Evidence Rating Level: 1 (Excellent)
Study Rundown: The Patient Protection and Affordable Care Act allows the Centers for Medicare & Medicaid Services to financially penalize hospitals that have an inordinate number of readmissions within 30 days post-discharge. The 30-day window was selected because lawmakers suspected that readmissions during this time window were due to lower quality of care. However, it is unknown how the ability to prevent readmission may change over time after discharge. In order to evaluate whether preventability differed between early readmissions and late readmissions, the authors of this prospective cohort study evaluated 822 adults with readmissions to a general medicine service at 10 U.S. academic medical centers. They found that early readmissions had a greater likelihood of being prevented and being responsive to hospital-based interventions. Late readmissions had a lower likelihood of being prevented and a greater likelihood of being responsive to home-based and ambulatory interventions. The authors suggest that using a 7-day window may help avoid unnecessary penalization and provide higher accuracy for evaluating quality of hospital care.
Despite the potential negative ramifications on hospitals of being measured according to the 30-day post-discharge window, there is little scientific foundation for its selection. A strength of the study was that it provides data towards determining what might be a more accurate time window. Limitations of the study included the lack of blinding for physician adjudicators to the timing of readmission, exclusion of community hospitals, and exclusion of readmissions to hospitals not in the study.

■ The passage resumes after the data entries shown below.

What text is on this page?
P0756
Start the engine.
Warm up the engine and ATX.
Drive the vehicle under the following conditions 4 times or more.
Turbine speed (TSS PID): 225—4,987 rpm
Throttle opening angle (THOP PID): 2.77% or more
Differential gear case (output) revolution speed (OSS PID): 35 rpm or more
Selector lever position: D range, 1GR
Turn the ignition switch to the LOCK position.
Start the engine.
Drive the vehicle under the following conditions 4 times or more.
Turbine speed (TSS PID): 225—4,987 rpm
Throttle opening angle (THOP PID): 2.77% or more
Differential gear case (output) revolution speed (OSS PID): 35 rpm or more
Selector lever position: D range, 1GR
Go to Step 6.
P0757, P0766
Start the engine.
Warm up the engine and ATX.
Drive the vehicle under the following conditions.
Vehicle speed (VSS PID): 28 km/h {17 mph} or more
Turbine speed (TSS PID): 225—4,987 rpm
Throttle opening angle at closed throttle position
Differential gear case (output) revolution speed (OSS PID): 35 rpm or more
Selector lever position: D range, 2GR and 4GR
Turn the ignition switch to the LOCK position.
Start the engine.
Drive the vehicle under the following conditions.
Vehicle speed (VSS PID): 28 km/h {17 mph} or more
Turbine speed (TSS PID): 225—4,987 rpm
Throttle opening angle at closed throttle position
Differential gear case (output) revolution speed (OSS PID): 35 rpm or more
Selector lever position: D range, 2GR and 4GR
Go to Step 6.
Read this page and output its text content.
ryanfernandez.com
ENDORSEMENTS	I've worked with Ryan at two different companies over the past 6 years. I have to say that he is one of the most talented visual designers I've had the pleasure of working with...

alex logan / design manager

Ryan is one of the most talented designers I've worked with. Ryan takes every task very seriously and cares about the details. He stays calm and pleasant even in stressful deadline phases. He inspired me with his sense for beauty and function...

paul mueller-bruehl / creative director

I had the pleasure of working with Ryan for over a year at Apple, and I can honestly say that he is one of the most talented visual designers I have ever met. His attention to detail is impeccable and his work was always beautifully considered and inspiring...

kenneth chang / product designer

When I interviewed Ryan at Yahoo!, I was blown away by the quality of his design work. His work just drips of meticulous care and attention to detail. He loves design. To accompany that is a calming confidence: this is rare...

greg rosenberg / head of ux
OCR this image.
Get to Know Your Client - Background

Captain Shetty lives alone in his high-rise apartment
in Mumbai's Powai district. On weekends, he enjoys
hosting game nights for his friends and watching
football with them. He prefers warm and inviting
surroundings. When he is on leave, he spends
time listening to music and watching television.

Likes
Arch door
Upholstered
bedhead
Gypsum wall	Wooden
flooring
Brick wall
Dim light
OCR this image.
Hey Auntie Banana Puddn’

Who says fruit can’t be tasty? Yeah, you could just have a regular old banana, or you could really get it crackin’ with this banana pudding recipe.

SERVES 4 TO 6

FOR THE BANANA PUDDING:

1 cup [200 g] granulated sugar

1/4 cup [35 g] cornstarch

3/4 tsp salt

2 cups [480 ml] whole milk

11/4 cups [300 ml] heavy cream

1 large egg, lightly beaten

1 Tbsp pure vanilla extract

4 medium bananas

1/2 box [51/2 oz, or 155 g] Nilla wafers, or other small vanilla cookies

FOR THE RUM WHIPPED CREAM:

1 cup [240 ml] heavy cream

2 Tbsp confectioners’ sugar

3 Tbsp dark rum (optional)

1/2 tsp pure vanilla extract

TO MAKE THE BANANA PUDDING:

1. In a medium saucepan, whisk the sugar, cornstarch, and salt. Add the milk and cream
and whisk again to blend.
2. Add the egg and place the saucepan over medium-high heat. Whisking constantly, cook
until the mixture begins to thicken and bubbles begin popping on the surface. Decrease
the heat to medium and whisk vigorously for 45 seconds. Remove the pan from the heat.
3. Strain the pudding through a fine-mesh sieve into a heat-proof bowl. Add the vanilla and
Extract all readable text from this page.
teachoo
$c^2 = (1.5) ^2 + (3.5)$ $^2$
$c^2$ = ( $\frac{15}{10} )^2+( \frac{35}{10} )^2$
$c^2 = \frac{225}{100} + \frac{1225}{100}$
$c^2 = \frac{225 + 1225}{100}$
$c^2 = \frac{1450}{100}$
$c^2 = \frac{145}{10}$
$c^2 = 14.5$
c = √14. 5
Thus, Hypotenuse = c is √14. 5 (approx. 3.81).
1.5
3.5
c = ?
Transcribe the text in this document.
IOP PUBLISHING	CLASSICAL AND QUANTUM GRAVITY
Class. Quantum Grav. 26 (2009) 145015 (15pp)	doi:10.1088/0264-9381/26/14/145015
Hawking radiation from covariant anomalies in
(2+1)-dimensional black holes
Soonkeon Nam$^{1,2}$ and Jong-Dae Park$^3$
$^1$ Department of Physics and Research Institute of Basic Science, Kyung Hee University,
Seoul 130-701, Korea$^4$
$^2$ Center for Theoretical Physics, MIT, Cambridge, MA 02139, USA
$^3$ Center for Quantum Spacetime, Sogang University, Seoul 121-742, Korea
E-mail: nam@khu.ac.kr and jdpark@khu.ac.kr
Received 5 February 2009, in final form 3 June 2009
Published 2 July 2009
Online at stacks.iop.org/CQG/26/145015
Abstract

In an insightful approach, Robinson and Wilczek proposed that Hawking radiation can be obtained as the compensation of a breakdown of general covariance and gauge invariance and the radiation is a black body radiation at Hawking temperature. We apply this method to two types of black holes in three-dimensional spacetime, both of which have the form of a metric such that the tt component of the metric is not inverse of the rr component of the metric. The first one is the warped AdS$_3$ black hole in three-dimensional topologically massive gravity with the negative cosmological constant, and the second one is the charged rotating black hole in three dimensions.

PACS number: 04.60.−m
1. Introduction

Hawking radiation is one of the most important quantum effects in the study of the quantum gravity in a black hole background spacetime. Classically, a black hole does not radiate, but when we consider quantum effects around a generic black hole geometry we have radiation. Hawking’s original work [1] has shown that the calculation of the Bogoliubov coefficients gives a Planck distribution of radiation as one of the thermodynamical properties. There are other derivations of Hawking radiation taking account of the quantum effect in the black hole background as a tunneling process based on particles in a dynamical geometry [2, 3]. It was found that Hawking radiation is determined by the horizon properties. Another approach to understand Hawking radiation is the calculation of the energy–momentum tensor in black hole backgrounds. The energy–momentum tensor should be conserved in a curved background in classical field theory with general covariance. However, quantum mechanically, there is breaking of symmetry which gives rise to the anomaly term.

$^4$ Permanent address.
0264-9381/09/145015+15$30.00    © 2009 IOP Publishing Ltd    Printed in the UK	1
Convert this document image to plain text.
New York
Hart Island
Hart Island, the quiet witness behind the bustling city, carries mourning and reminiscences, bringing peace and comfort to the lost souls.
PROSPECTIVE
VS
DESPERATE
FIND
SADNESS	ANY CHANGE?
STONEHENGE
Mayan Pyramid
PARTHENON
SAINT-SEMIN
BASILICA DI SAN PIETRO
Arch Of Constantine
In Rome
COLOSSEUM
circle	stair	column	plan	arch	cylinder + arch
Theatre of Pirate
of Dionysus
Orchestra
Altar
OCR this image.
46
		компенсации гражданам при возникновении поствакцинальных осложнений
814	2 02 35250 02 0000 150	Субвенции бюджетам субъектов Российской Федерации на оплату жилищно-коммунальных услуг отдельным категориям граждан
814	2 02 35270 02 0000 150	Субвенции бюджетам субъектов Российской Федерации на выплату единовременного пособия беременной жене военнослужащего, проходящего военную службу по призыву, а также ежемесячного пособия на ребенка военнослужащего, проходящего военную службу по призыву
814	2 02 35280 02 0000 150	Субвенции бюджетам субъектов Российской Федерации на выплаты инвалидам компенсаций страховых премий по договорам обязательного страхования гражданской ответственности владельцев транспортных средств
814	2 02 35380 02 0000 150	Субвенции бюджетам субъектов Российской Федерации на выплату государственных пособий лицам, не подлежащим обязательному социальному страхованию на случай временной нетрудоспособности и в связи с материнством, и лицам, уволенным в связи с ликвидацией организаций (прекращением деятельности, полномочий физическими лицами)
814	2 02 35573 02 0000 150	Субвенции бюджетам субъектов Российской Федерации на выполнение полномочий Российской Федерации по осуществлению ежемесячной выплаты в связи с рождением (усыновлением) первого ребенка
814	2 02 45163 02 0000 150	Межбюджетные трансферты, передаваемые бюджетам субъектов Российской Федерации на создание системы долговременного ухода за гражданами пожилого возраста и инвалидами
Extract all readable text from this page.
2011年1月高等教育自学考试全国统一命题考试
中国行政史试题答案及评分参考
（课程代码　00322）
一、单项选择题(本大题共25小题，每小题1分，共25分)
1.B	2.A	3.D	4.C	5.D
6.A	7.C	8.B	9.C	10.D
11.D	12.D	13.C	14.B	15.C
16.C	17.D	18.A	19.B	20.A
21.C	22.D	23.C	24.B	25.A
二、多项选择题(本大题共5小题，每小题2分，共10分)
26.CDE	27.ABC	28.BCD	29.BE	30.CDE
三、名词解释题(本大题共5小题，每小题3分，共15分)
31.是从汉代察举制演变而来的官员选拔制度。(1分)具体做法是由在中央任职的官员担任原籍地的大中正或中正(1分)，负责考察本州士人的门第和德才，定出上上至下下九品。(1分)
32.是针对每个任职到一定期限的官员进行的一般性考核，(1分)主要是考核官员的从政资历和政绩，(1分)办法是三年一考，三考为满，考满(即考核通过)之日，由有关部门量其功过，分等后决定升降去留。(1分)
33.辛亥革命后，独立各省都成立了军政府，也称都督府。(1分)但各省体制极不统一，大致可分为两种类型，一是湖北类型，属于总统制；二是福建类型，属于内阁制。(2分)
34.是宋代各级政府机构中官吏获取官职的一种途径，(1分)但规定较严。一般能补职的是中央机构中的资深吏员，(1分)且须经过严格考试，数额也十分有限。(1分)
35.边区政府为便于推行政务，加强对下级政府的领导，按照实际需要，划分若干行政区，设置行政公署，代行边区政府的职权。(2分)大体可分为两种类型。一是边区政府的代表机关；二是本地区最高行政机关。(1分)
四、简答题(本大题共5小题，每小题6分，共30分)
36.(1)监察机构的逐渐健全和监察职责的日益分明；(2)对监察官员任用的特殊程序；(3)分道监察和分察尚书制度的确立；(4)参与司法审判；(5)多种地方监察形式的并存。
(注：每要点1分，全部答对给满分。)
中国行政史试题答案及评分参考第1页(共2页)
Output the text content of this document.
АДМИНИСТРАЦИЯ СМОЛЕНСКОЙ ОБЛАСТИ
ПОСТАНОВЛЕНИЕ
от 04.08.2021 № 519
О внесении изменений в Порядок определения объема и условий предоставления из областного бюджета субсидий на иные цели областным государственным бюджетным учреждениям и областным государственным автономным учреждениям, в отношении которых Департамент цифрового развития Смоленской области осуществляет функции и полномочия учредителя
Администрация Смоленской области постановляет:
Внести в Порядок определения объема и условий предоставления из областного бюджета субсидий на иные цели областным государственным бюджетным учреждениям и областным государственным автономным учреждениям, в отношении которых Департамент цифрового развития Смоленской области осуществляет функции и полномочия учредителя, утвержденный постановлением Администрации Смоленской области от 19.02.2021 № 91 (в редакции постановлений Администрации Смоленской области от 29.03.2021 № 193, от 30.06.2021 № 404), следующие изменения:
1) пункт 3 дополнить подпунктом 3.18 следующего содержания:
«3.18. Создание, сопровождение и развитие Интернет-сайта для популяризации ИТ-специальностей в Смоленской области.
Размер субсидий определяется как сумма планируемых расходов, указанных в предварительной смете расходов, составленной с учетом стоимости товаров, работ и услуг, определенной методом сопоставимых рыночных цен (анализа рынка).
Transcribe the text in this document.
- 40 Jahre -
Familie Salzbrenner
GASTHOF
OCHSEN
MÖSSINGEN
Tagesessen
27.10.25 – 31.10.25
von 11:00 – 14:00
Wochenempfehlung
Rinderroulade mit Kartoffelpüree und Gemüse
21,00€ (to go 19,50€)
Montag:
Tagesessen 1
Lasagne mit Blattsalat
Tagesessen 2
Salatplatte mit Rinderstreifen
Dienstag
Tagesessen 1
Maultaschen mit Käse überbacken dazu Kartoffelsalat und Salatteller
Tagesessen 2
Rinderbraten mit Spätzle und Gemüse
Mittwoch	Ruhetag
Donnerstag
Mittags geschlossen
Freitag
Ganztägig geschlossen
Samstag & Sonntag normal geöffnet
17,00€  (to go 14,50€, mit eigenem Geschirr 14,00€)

In-Depth [prospective cohort]: Researchers used data from the 10 U.S. academic medical centers in the Hospital Medicine Reengineering Network (HOMERuN) that had available readmission timing data. The patients studied were ≥18 years of age and had been unexpectedly readmitted within 30-days after being discharged from a service in general medicine. The authors used a random-digit generator to select ≤5 readmissions per week per site between April 2012 and March 2013 to be evaluated. Two site-specific physician adjudicators were used for each readmission. The adjudicators utilized a structured survey instrument to evaluate the preventability of the readmission. The authors found that overall, the percentage of readmissions that could have been prevented were 36.2% and 23.0% for early and late readmissions, respectively. In terms of the best location to make changes in prevention, hospitals and outpatient clinics were identified as being better for early and late readmissions, respectively.